People can be taught to observe boundaries and clean up their language. Organizations can even cultivate a respectful workplace, environment, or institutional culture—and many of the programs devoted to diversity and inclusion training use those terms. And when all else fails, leaders can even enforce appropriate behavior. (As Magill, observed, the pilot "knows what he did cannot happen again.")
But the task of becoming a person who is genuinely capable of respecting other people is an inside job that cannot be accomplished over the course of a day long workshop. The language that the pilot used reflected the mindset of a user and a narcissist—a frame of mind that sees other people as a means to an end or as annoyance. And the repair of workplace conduct—as important as it is—barely scratches the surface of the problem laid bare by the language he used.
That is why ancient conversations about virtue (or areté) emphasized not just inner disposition, but lifelong, reliable patterns of behavior. And that is why in religious communities where a capacity for respect is important, those values are grounded in the assumption that behavior of that kind is essential whether others can hear you or not. That is also why Christians have long taught that other human beings demand our regard because they, too, bear the image of God and are the objects of God's love.
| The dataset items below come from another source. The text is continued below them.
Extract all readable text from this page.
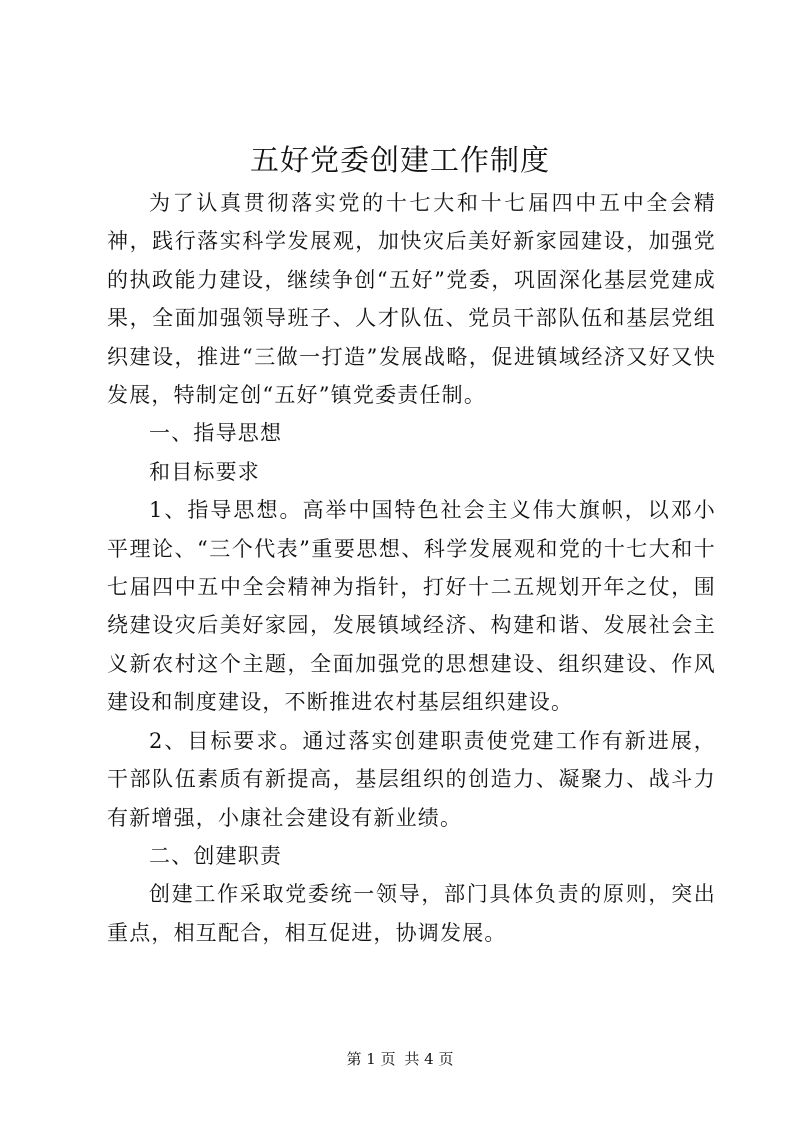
五好党委创建工作制度

为了认真贯彻落实党的十七大和十七届四中五中全会精神，践行落实科学发展观，加快灾后美好新家园建设，加强党的执政能力建设，继续争创“五好”党委，巩固深化基层党建成果，全面加强领导班子、人才队伍、党员干部队伍和基层党组织建设，推进“三做一打造”发展战略，促进镇域经济又好又快发展，特制定创“五好”镇党委责任制。

一、指导思想

和目标要求

1、指导思想。高举中国特色社会主义伟大旗帜，以邓小平理论、“三个代表”重要思想、科学发展观和党的十七大和十七届四中五中全会精神为指针，打好十二五规划开年之仗，围绕建设灾后美好家园，发展镇域经济、构建和谐、发展社会主义新农村这个主题，全面加强党的思想建设、组织建设、作风建设和制度建设，不断推进农村基层组织建设。

2、目标要求。通过落实创建职责使党建工作有新进展，干部队伍素质有新提高，基层组织的创造力、凝聚力、战斗力有新增强，小康社会建设有新业绩。

二、创建职责

创建工作采取党委统一领导，部门具体负责的原则，突出重点，相互配合，相互促进，协调发展。

第 1 页 共 4 页
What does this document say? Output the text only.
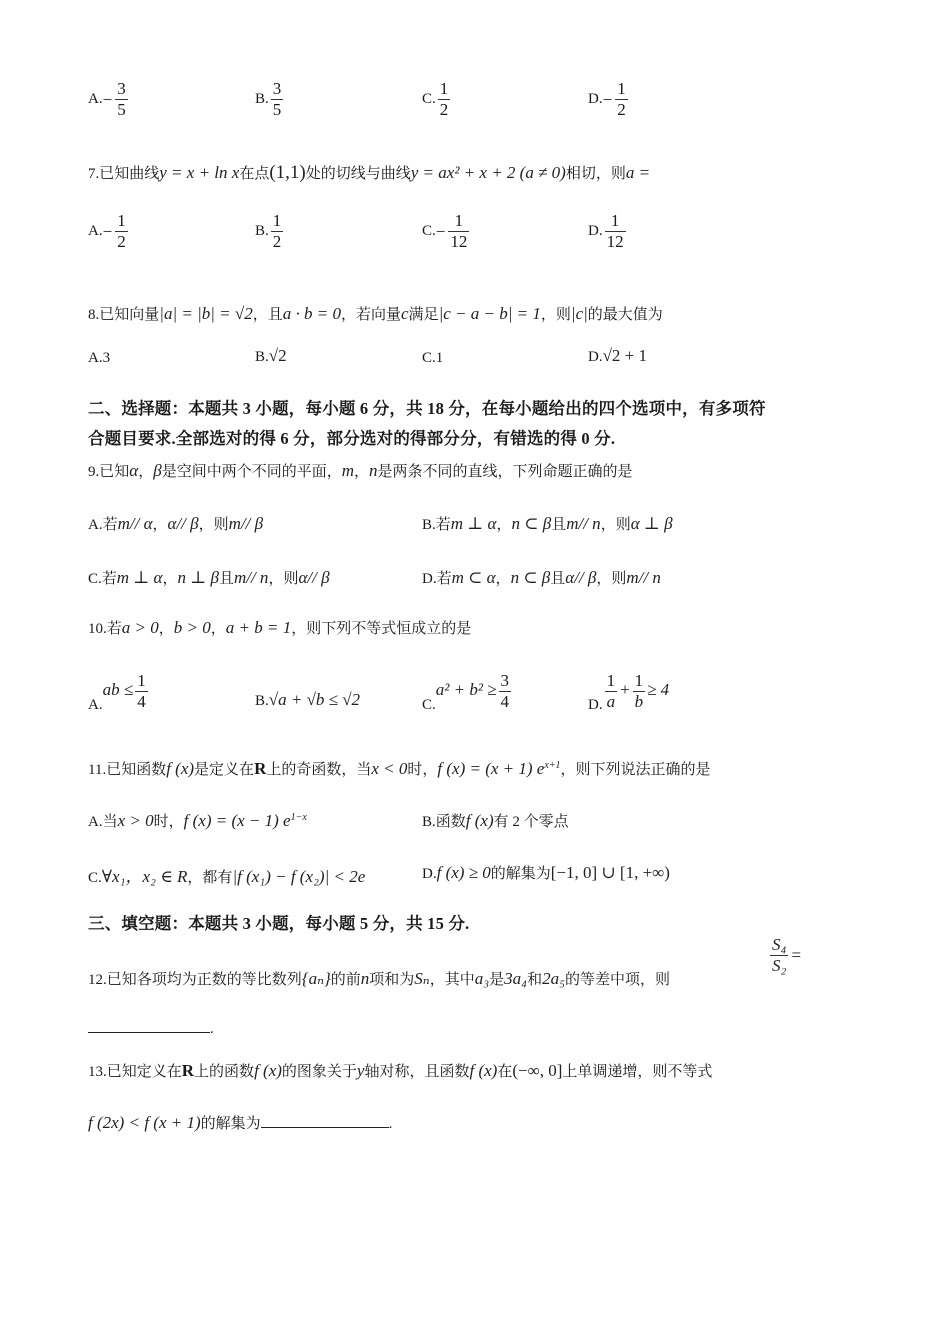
$A.- \frac{3}{5}$	B. $\frac{3}{5}$	C. $\frac{1}{2}$	$D.- \frac{1}{2}$
7.已知曲线y = x + ln x在点(1,1)处的切线与曲线y = ax² + x + 2 (a ≠ 0)相切，则a =
$A.- \frac{1}{2}$	B. $\frac{1}{2}$	$C.- \frac{1}{12}$	D. $\frac{1}{12}$
8.已知向量|a| = |b| = √2，且a · b = 0，若向量c满足|c − a − b| = 1，则|c|的最大值为
A.3	B.√2	C.1	D.√2 + 1
二、选择题：本题共 3 小题，每小题 6 分，共 18 分，在每小题给出的四个选项中，有多项符
合题目要求.全部选对的得 6 分，部分选对的得部分分，有错选的得 0 分.
9.已知α，β是空间中两个不同的平面，m，n是两条不同的直线，下列命题正确的是
A.若m// α，α// β，则m// β	B.若m ⊥ α，n ⊂ β且m// n，则α ⊥ β
C.若m ⊥ α，n ⊥ β且m// n，则α// β	D.若m ⊂ α，n ⊂ β且α// β，则m// n
10.若a > 0，b > 0，a + b = 1，则下列不等式恒成立的是
$A.ab \le \frac{1}{4}$	B.√a + √b ≤ √2	$C.a^2 + b^2 \ge \frac{3}{4}$	D. $\frac{1}{a} + \frac{1}{b} \ge 4$
11.已知函数f (x)是定义在R上的奇函数，当x < 0时，f (x) = (x + 1) $e^{x+1}$，则下列说法正确的是
A.当x > 0时，f (x) = (x − 1) $e^{1-x}$	B.函数f (x)有 2 个零点
C.∀x₁，x₂ ∈ R，都有|f (x₁) − f (x₂)| < 2e	D.f (x) ≥ 0的解集为[−1, 0] ∪ [1, +∞)
三、填空题：本题共 3 小题，每小题 5 分，共 15 分.
12.已知各项均为正数的等比数列{aₙ}的前n项和为Sₙ，其中a₃是3a₄和2a₅的等差中项，则
$\frac{\text{S₄}}{\text{S₂}}$ =
.
13.已知定义在R上的函数f (x)的图象关于y轴对称，且函数f (x)在(−∞, 0]上单调递增，则不等式
f (2x) < f (x + 1)的解集为	.
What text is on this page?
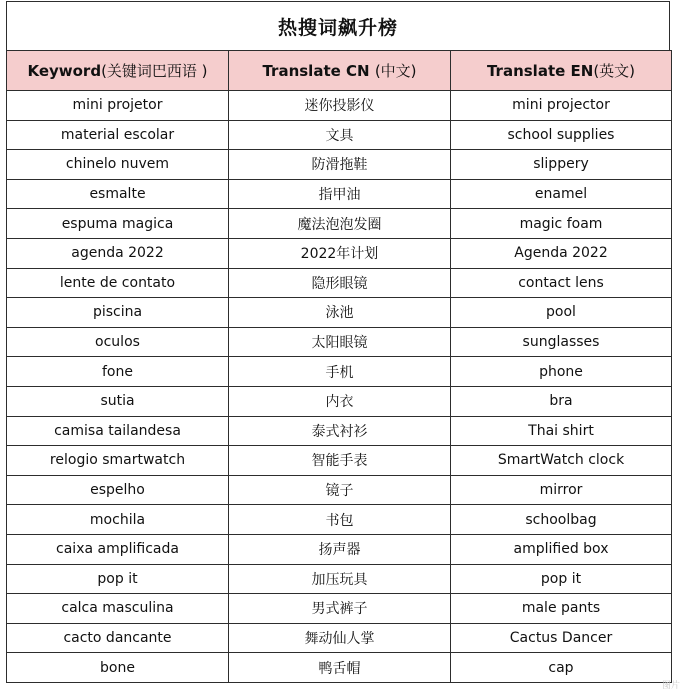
热搜词飙升榜
Keyword(关键词巴西语 )	Translate CN (中文)	Translate EN(英文)
mini projetor	迷你投影仪	mini projector
material escolar	文具	school supplies
chinelo nuvem	防滑拖鞋	slippery
esmalte	指甲油	enamel
espuma magica	魔法泡泡发圈	magic foam
agenda 2022	2022年计划	Agenda 2022
lente de contato	隐形眼镜	contact lens
piscina	泳池	pool
oculos	太阳眼镜	sunglasses
fone	手机	phone
sutia	内衣	bra
camisa tailandesa	泰式衬衫	Thai shirt
relogio smartwatch	智能手表	SmartWatch clock
espelho	镜子	mirror
mochila	书包	schoolbag
caixa amplificada	扬声器	amplified box
pop it	加压玩具	pop it
calca masculina	男式裤子	male pants
cacto dancante	舞动仙人掌	Cactus Dancer
bone	鸭舌帽	cap
图片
The church can't guarantee the desired results any more than sensitivity training can, of course, and—tragically—the church has done things from time to time to promote the erosion of virtue. But, as the nature of the concept itself suggests, the importance of cultivating virtue does not rise and fall with our success in nurturing it, but in virtue's intrinsic value as a way of seeing the world and of being in the world.
For the Christian it is also grounded in God's way of regarding our world and our neighbors. We should not allow either our failures or our fears of moralizing keep us from engaging that task. It should, instead, be concerted part of the preaching and instruction that churches offer.
If what goes on in the cockpits of planes, on the pages of Facebook, and in public as well as private discourse are any indication, we have our work cut out for us. But cultivating regard as a virtue—or a habit of the heart—is not finally about addressing a problem. It's about forming souls and there is no sensitivity fix for that. It is a life long journey.